“The Hand on the Wall” is the last book in the trilogy of “Truly Devious” novels by Maureen Johnson. Once begun, this series of mysteries is addictive. The setting, a prep school in the mountains of Vermont, is perfect for a murder mystery, and in this brilliant trilogy, there are multiple murders taking place over almost a century.
In the first novel, the main character, Stevie Bell, is introduced. She is obsessed with mysteries and especially the long-unsolved mystery of what happened to Alice Ellingham, the kidnapped daughter of millionaire Albert Ellingham and his wife Iris. Ellingham Academy in an isolated area in the mountains of Vermont offers Stevie the best chance to attempt to solve the mystery, so she applies and is accepted into the private school. The first two novels lay the groundwork for this third book, and as of the start of this book, there have been three recent deaths — staged to appear accidental — and Stevie is determined to solve what she believes are the recent murders, in addition to the mystery of the long ago disappearance of Alice Ellingham and the death of her mother. Two of the recent deaths were of students who lived in Stevie’s dorm, and the third death was a faculty member with whom Stevie worked.

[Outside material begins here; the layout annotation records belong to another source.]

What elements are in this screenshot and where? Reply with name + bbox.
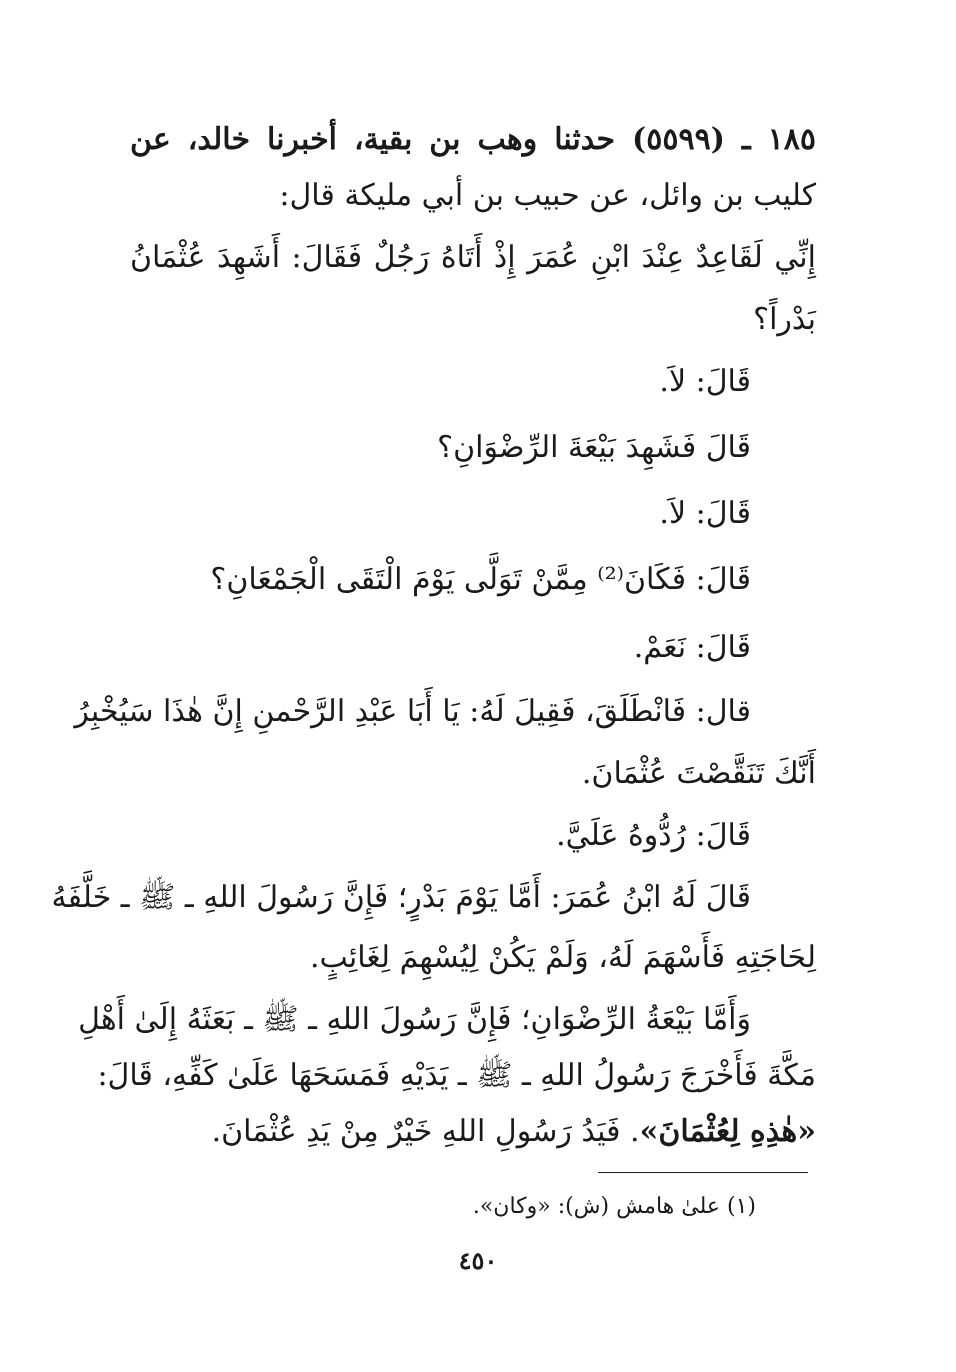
text-line: إِنِّي لَقَاعِدٌ عِنْدَ ابْنِ عُمَرَ إِذْ أَتَاهُ رَجُلٌ فَقَالَ: أَشَهِدَ عُثْمَانُ <box>130 240 816 275</box>
text-line: قَالَ: نَعَمْ. <box>633 630 751 665</box>
quoted-phrase: «هٰذِهِ لِعُثْمَانَ» <box>639 1114 816 1149</box>
text-line: قَالَ: لاَ. <box>659 364 751 399</box>
hadith-header-line-2: كليب بن وائل، عن حبيب بن أبي مليكة قال: <box>279 178 816 213</box>
text-line: قَالَ لَهُ ابْنُ عُمَرَ: أَمَّا يَوْمَ بَدْرٍ؛ فَإِنَّ رَسُولَ اللهِ ـ ﷺ ـ خَلَّفَهُ <box>51 880 751 915</box>
text-line: مَكَّةَ فَأَخْرَجَ رَسُولُ اللهِ ـ ﷺ ـ يَدَيْهِ فَمَسَحَهَا عَلَىٰ كَفِّهِ، قَالَ: <box>97 1058 816 1093</box>
text-line: وَأَمَّا بَيْعَةُ الرِّضْوَانِ؛ فَإِنَّ رَسُولَ اللهِ ـ ﷺ ـ بَعَثَهُ إِلَىٰ أَهْلِ <box>78 1002 751 1037</box>
text-line-remainder: . فَيَدُ رَسُولِ اللهِ خَيْرٌ مِنْ يَدِ عُثْمَانَ. <box>211 1114 640 1149</box>
text-line: قَالَ: فَكَانَ⁽²⁾ مِمَّنْ تَوَلَّى يَوْمَ الْتَقَى الْجَمْعَانِ؟ <box>210 562 751 597</box>
text-line: لِحَاجَتِهِ فَأَسْهَمَ لَهُ، وَلَمْ يَكُنْ لِيُسْهِمَ لِغَائِبٍ. <box>309 940 816 975</box>
text-line: قال: فَانْطَلَقَ، فَقِيلَ لَهُ: يَا أَبَا عَبْدِ الرَّحْمنِ إِنَّ هٰذَا سَيُخْبِرُ <box>74 694 751 729</box>
text-line: قَالَ: لاَ. <box>659 496 751 531</box>
text-line: أَنَّكَ تَنَقَّصْتَ عُثْمَانَ. <box>581 756 816 791</box>
footnote: (١) علىٰ هامش (ش): «وكان». <box>472 1194 756 1219</box>
text-line: قَالَ فَشَهِدَ بَيْعَةَ الرِّضْوَانِ؟ <box>437 430 751 465</box>
text-line-last <box>130 1112 816 1152</box>
footnote-divider <box>598 1172 808 1173</box>
hadith-header-line-1: ١٨٥ ـ (٥٥٩٩) حدثنا وهب بن بقية، أخبرنا خالد، عن <box>130 122 816 157</box>
text-line: بَدْراً؟ <box>753 302 816 337</box>
page-number: ٤٥٠ <box>458 1246 498 1275</box>
text-line: قَالَ: رُدُّوهُ عَلَيَّ. <box>556 818 751 853</box>
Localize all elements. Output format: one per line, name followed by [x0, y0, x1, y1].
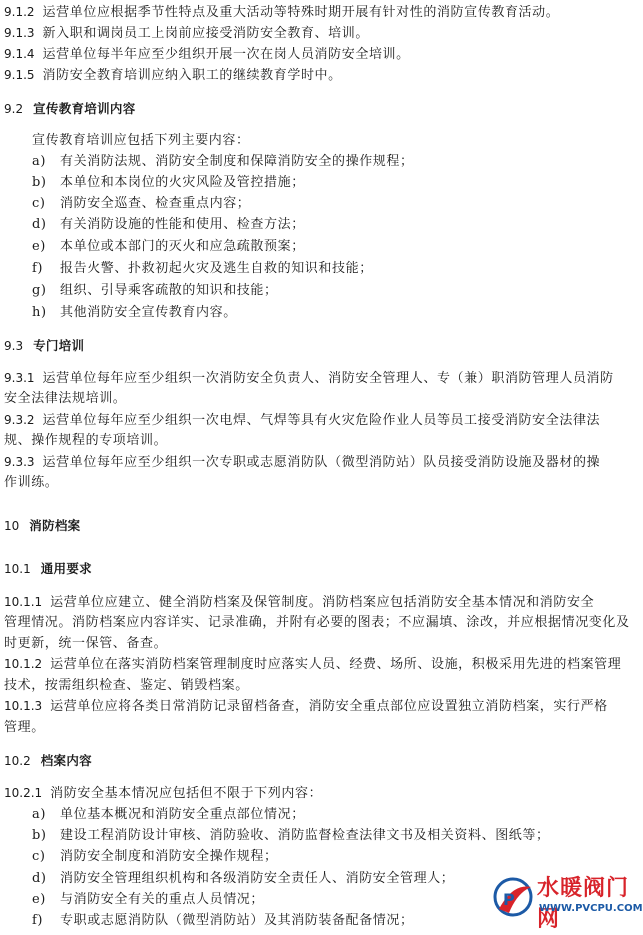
- clause-9-1-2: [4, 4, 639, 21]
- clause-9-1-3: [4, 25, 639, 42]
- list-text: 组织、引导乘客疏散的知识和技能；: [60, 283, 278, 298]
- list-text: 本单位或本部门的灭火和应急疏散预案；: [60, 239, 305, 254]
- svg-text:P: P: [503, 890, 515, 909]
- list-label: g): [32, 283, 47, 298]
- chapter-heading-10: [4, 517, 639, 535]
- list-item: [32, 153, 639, 170]
- list-text: 报告火警、扑救初起火灾及逃生自救的知识和技能；: [60, 261, 373, 276]
- section-title: 宣传教育培训内容: [33, 101, 136, 116]
- clause-number: 10.1.1: [4, 595, 43, 609]
- list-label: f): [32, 261, 44, 276]
- clause-number: 10.2.1: [4, 786, 43, 800]
- list-text: 消防安全巡查、检查重点内容；: [60, 196, 251, 211]
- clause-continuation: 时更新，统一保管、备查。: [4, 636, 168, 651]
- section-title: 档案内容: [40, 753, 92, 768]
- watermark: [487, 869, 643, 932]
- list-item: [32, 827, 639, 844]
- clause-10-1-1: [4, 594, 639, 611]
- clause-continuation: 作训练。: [4, 475, 59, 490]
- list-text: 建设工程消防设计审核、消防验收、消防监督检查法律文书及相关资料、图纸等；: [60, 828, 550, 843]
- clause-continuation: 管理。: [4, 720, 45, 735]
- list-item: [32, 174, 639, 191]
- list-label: b): [32, 828, 47, 843]
- section-heading-10-1: [4, 560, 639, 578]
- clause-text: 消防安全基本情况应包括但不限于下列内容：: [50, 786, 323, 801]
- list-label: d): [32, 217, 47, 232]
- clause-9-1-5: [4, 67, 639, 84]
- list-item: [32, 282, 639, 299]
- list-item: [32, 806, 639, 823]
- clause-number: 9.3.1: [4, 371, 35, 385]
- chapter-number: 10: [4, 519, 20, 533]
- list-text: 与消防安全有关的重点人员情况；: [60, 892, 265, 907]
- clause-10-1-3: [4, 698, 639, 715]
- clause-text: 运营单位应将各类日常消防记录留档备查，消防安全重点部位应设置独立消防档案，实行严格: [50, 699, 608, 714]
- section-heading-10-2: [4, 752, 639, 770]
- clause-number: 10.1.2: [4, 657, 43, 671]
- list-text: 单位基本概况和消防安全重点部位情况；: [60, 807, 305, 822]
- section-heading-9-3: [4, 337, 639, 355]
- watermark-brand: 水暖阀门网: [537, 876, 630, 932]
- clause-text: 运营单位应根据季节性特点及重大活动等特殊时期开展有针对性的消防宣传教育活动。: [42, 5, 560, 20]
- list-text: 消防安全制度和消防安全操作规程；: [60, 849, 278, 864]
- list-label: c): [32, 849, 46, 864]
- clause-10-2-1: [4, 785, 639, 802]
- clause-number: 9.1.2: [4, 5, 35, 19]
- clause-9-3-1: [4, 370, 639, 387]
- list-label: d): [32, 871, 47, 886]
- section-heading-9-2: [4, 100, 639, 118]
- list-label: e): [32, 239, 46, 254]
- clause-9-3-3: [4, 454, 639, 471]
- list-label: a): [32, 154, 47, 169]
- clause-number: 10.1.3: [4, 699, 43, 713]
- list-label: h): [32, 305, 47, 320]
- clause-number: 9.1.3: [4, 26, 35, 40]
- list-text: 本单位和本岗位的火灾风险及管控措施；: [60, 175, 305, 190]
- section-number: 9.3: [4, 339, 24, 353]
- list-text: 消防安全管理组织机构和各级消防安全责任人、消防安全管理人；: [60, 871, 455, 886]
- clause-number: 9.1.5: [4, 68, 35, 82]
- section-number: 9.2: [4, 102, 24, 116]
- list-text: 有关消防法规、消防安全制度和保障消防安全的操作规程；: [60, 154, 414, 169]
- section-number: 10.2: [4, 754, 31, 768]
- clause-number: 9.3.3: [4, 455, 35, 469]
- section-title: 专门培训: [33, 338, 85, 353]
- list-label: e): [32, 892, 46, 907]
- clause-text: 运营单位每年应至少组织一次电焊、气焊等具有火灾危险作业人员等员工接受消防安全法律法: [42, 413, 601, 428]
- clause-text: 运营单位在落实消防档案管理制度时应落实人员、经费、场所、设施，积极采用先进的档案管理: [50, 657, 622, 672]
- list-item: [32, 260, 639, 277]
- clause-continuation: 安全法律法规培训。: [4, 391, 127, 406]
- clause-text: 运营单位每年应至少组织一次消防安全负责人、消防安全管理人、专（兼）职消防管理人员消防: [42, 371, 614, 386]
- watermark-url: WWW.PVCPU.COM: [539, 903, 643, 914]
- clause-text: 运营单位每半年应至少组织开展一次在岗人员消防安全培训。: [42, 47, 410, 62]
- list-item: [32, 238, 639, 255]
- list-label: f): [32, 913, 44, 928]
- list-item: [32, 848, 639, 865]
- list-label: b): [32, 175, 47, 190]
- clause-text: 新入职和调岗员工上岗前应接受消防安全教育、培训。: [42, 26, 369, 41]
- list-text: 专职或志愿消防队（微型消防站）及其消防装备配备情况；: [60, 913, 414, 928]
- section-title: 通用要求: [40, 561, 92, 576]
- list-text: 有关消防设施的性能和使用、检查方法；: [60, 217, 305, 232]
- chapter-title: 消防档案: [29, 518, 81, 533]
- section-number: 10.1: [4, 562, 31, 576]
- clause-number: 9.3.2: [4, 413, 35, 427]
- list-item: [32, 304, 639, 321]
- list-label: a): [32, 807, 47, 822]
- clause-number: 9.1.4: [4, 47, 35, 61]
- list-text: 其他消防安全宣传教育内容。: [60, 305, 237, 320]
- clause-continuation: 管理情况。消防档案应内容详实、记录准确，并附有必要的图表；不应漏填、涂改，并应根据情况变化及: [4, 615, 630, 630]
- clause-text: 运营单位应建立、健全消防档案及保管制度。消防档案应包括消防安全基本情况和消防安全: [50, 595, 595, 610]
- clause-continuation: 规、操作规程的专项培训。: [4, 433, 168, 448]
- clause-9-3-2: [4, 412, 639, 429]
- clause-continuation: 技术，按需组织检查、鉴定、销毁档案。: [4, 678, 249, 693]
- list-label: c): [32, 196, 46, 211]
- list-item: [32, 195, 639, 212]
- clause-9-1-4: [4, 46, 639, 63]
- clause-text: 消防安全教育培训应纳入职工的继续教育学时中。: [42, 68, 342, 83]
- list-item: [32, 216, 639, 233]
- clause-10-1-2: [4, 656, 639, 673]
- clause-text: 运营单位每年应至少组织一次专职或志愿消防队（微型消防站）队员接受消防设施及器材的操: [42, 455, 601, 470]
- pv-logo-icon: [491, 873, 535, 923]
- section-intro: 宣传教育培训应包括下列主要内容：: [32, 133, 250, 148]
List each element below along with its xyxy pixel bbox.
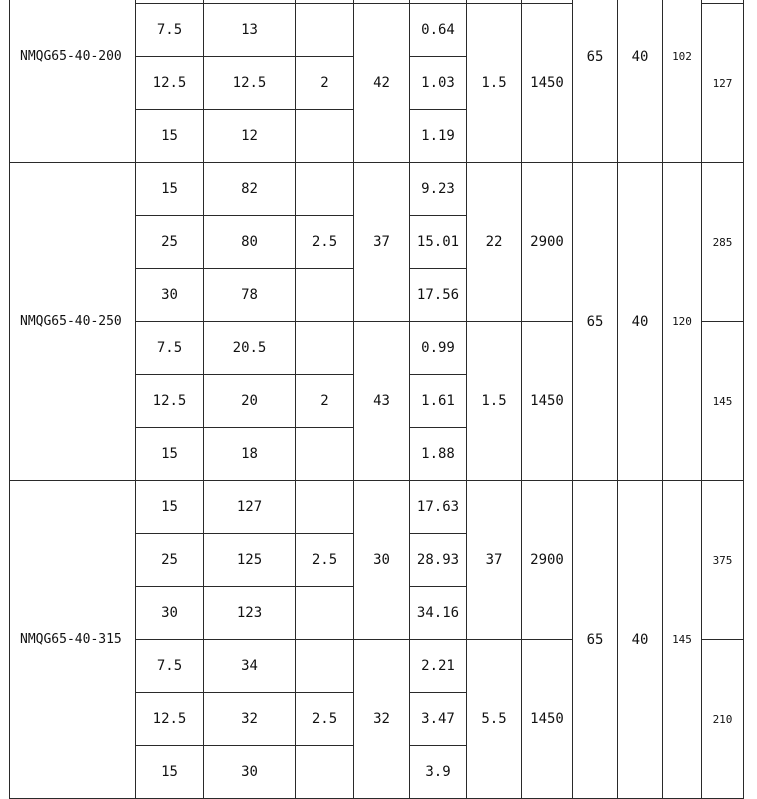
- flow-cell: 30: [135, 268, 204, 322]
- head-cell: 12: [203, 109, 296, 163]
- npsh-cell: [295, 268, 354, 322]
- length-cell: 210: [701, 639, 744, 799]
- head-cell: 20: [203, 374, 296, 428]
- outlet-diameter-cell: 40: [617, 0, 663, 163]
- npsh-cell: 2: [295, 374, 354, 428]
- shaft-power-cell: 17.56: [409, 268, 467, 322]
- npsh-cell: 2.5: [295, 533, 354, 587]
- head-cell: 34: [203, 639, 296, 693]
- head-cell: 32: [203, 692, 296, 746]
- shaft-power-cell: 1.03: [409, 56, 467, 110]
- npsh-cell: [295, 639, 354, 693]
- shaft-power-cell: 3.47: [409, 692, 467, 746]
- npsh-cell: [295, 586, 354, 640]
- shaft-power-cell: 34.16: [409, 586, 467, 640]
- model-name-cell: NMQG65-40-315: [9, 480, 136, 799]
- height-cell: 145: [662, 480, 702, 799]
- flow-cell: 12.5: [135, 374, 204, 428]
- head-cell: 13: [203, 3, 296, 57]
- head-cell: 30: [203, 745, 296, 799]
- flow-cell: 15: [135, 480, 204, 534]
- flow-cell: 15: [135, 162, 204, 216]
- shaft-power-cell: 0.64: [409, 3, 467, 57]
- motor-power-cell: 1.5: [466, 321, 522, 481]
- flow-cell: 15: [135, 427, 204, 481]
- efficiency-cell: 37: [353, 162, 410, 322]
- shaft-power-cell: 17.63: [409, 480, 467, 534]
- flow-cell: 7.5: [135, 321, 204, 375]
- efficiency-cell: 32: [353, 639, 410, 799]
- flow-cell: 25: [135, 533, 204, 587]
- efficiency-cell: 43: [353, 321, 410, 481]
- motor-power-cell: 5.5: [466, 639, 522, 799]
- npsh-cell: 2.5: [295, 692, 354, 746]
- length-cell: 145: [701, 321, 744, 481]
- inlet-diameter-cell: 65: [572, 480, 618, 799]
- height-cell: 102: [662, 0, 702, 163]
- flow-cell: 7.5: [135, 3, 204, 57]
- head-cell: 78: [203, 268, 296, 322]
- shaft-power-cell: 15.01: [409, 215, 467, 269]
- npsh-cell: [295, 480, 354, 534]
- shaft-power-cell: 3.9: [409, 745, 467, 799]
- outlet-diameter-cell: 40: [617, 162, 663, 481]
- model-name-cell: NMQG65-40-200: [9, 0, 136, 163]
- shaft-power-cell: 2.21: [409, 639, 467, 693]
- outlet-diameter-cell: 40: [617, 480, 663, 799]
- npsh-cell: [295, 427, 354, 481]
- motor-power-cell: 37: [466, 480, 522, 640]
- flow-cell: 7.5: [135, 639, 204, 693]
- head-cell: 127: [203, 480, 296, 534]
- shaft-power-cell: 0.99: [409, 321, 467, 375]
- head-cell: 80: [203, 215, 296, 269]
- inlet-diameter-cell: 65: [572, 162, 618, 481]
- npsh-cell: [295, 745, 354, 799]
- head-cell: 125: [203, 533, 296, 587]
- flow-cell: 25: [135, 215, 204, 269]
- head-cell: 82: [203, 162, 296, 216]
- head-cell: 18: [203, 427, 296, 481]
- head-cell: 12.5: [203, 56, 296, 110]
- speed-cell: 1450: [521, 321, 573, 481]
- height-cell: 120: [662, 162, 702, 481]
- npsh-cell: 2: [295, 56, 354, 110]
- length-cell: 375: [701, 480, 744, 640]
- head-cell: 123: [203, 586, 296, 640]
- flow-cell: 15: [135, 745, 204, 799]
- shaft-power-cell: 9.23: [409, 162, 467, 216]
- model-name-cell: NMQG65-40-250: [9, 162, 136, 481]
- flow-cell: 12.5: [135, 692, 204, 746]
- shaft-power-cell: 28.93: [409, 533, 467, 587]
- npsh-cell: [295, 3, 354, 57]
- flow-cell: 12.5: [135, 56, 204, 110]
- motor-power-cell: 1.5: [466, 3, 522, 163]
- shaft-power-cell: 1.88: [409, 427, 467, 481]
- motor-power-cell: 22: [466, 162, 522, 322]
- head-cell: 20.5: [203, 321, 296, 375]
- speed-cell: 1450: [521, 3, 573, 163]
- shaft-power-cell: 1.61: [409, 374, 467, 428]
- efficiency-cell: 30: [353, 480, 410, 640]
- npsh-cell: 2.5: [295, 215, 354, 269]
- flow-cell: 15: [135, 109, 204, 163]
- speed-cell: 1450: [521, 639, 573, 799]
- efficiency-cell: 42: [353, 3, 410, 163]
- shaft-power-cell: 1.19: [409, 109, 467, 163]
- speed-cell: 2900: [521, 162, 573, 322]
- length-cell: 285: [701, 162, 744, 322]
- npsh-cell: [295, 162, 354, 216]
- length-cell: 127: [701, 3, 744, 163]
- npsh-cell: [295, 321, 354, 375]
- npsh-cell: [295, 109, 354, 163]
- inlet-diameter-cell: 65: [572, 0, 618, 163]
- speed-cell: 2900: [521, 480, 573, 640]
- flow-cell: 30: [135, 586, 204, 640]
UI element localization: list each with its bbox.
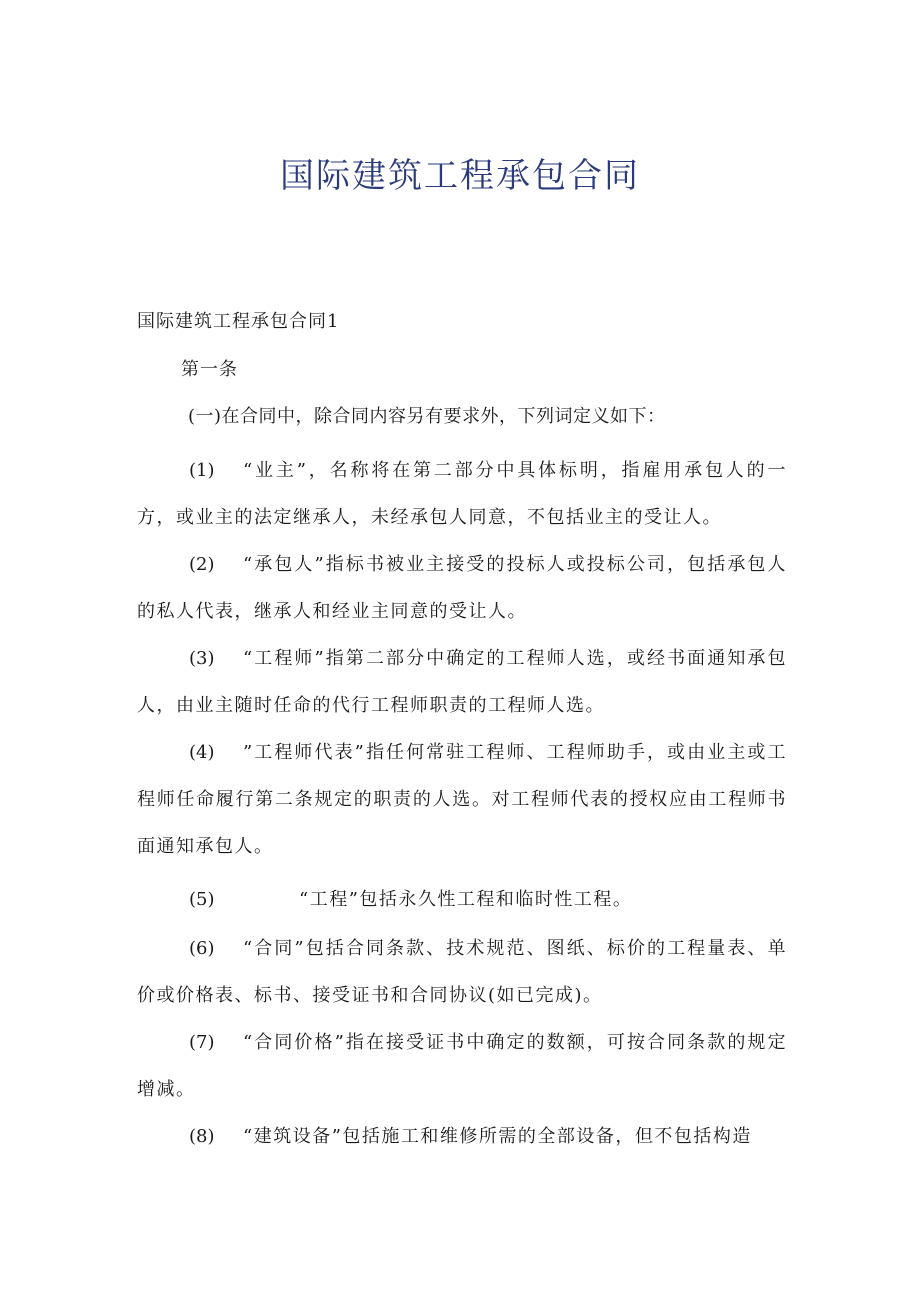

Stevie has reason to believe that the murders are connected to a mysterious codicil to Ellingham’s will which may or may not exist. At the start of this novel, Stevie’s friend and — maybe? — boyfriend David has disappeared after a shocking video emerged of his being beaten. No one knows where he is, and David’s situation is further complicated because of the character of his father. Only Stevie knows that the man is a despicable politician who is bent on achieving higher office and will do anything to get there.
There’s lots of action and also lots of reflection as Stevie works to prove her ability as detective extraordinaire. She takes risks but also plods through documents to get evidence. When there is another, albeit not fatal, accident, and a blizzard is approaching, the school is evacuated for the safety of the students. But Stevie and her friends stay at the school, hidden, so that they can help another friend. This respite also gives Stevie the time to try to finally put together all the pieces and solve all the mysteries.
There are many questions to be answered and unsolved mysteries to be solved, and Johnson puts it all together masterfully in this last book. The alternating time period narratives, the clues, the third person present narrative that still allows the reader to understand Stevie’s thought processes and motivations all serve to keep the pages turning as the reader is drawn into the puzzle to the final very satisfying conclusion. Read “Truly Devious” and “The Vanishing Stair,” and the stand alone mystery “The Box in the Woods.”
Please note: This review is based on the final, hardcover book provided by Katherine Tegen Books, the publisher, for review purposes.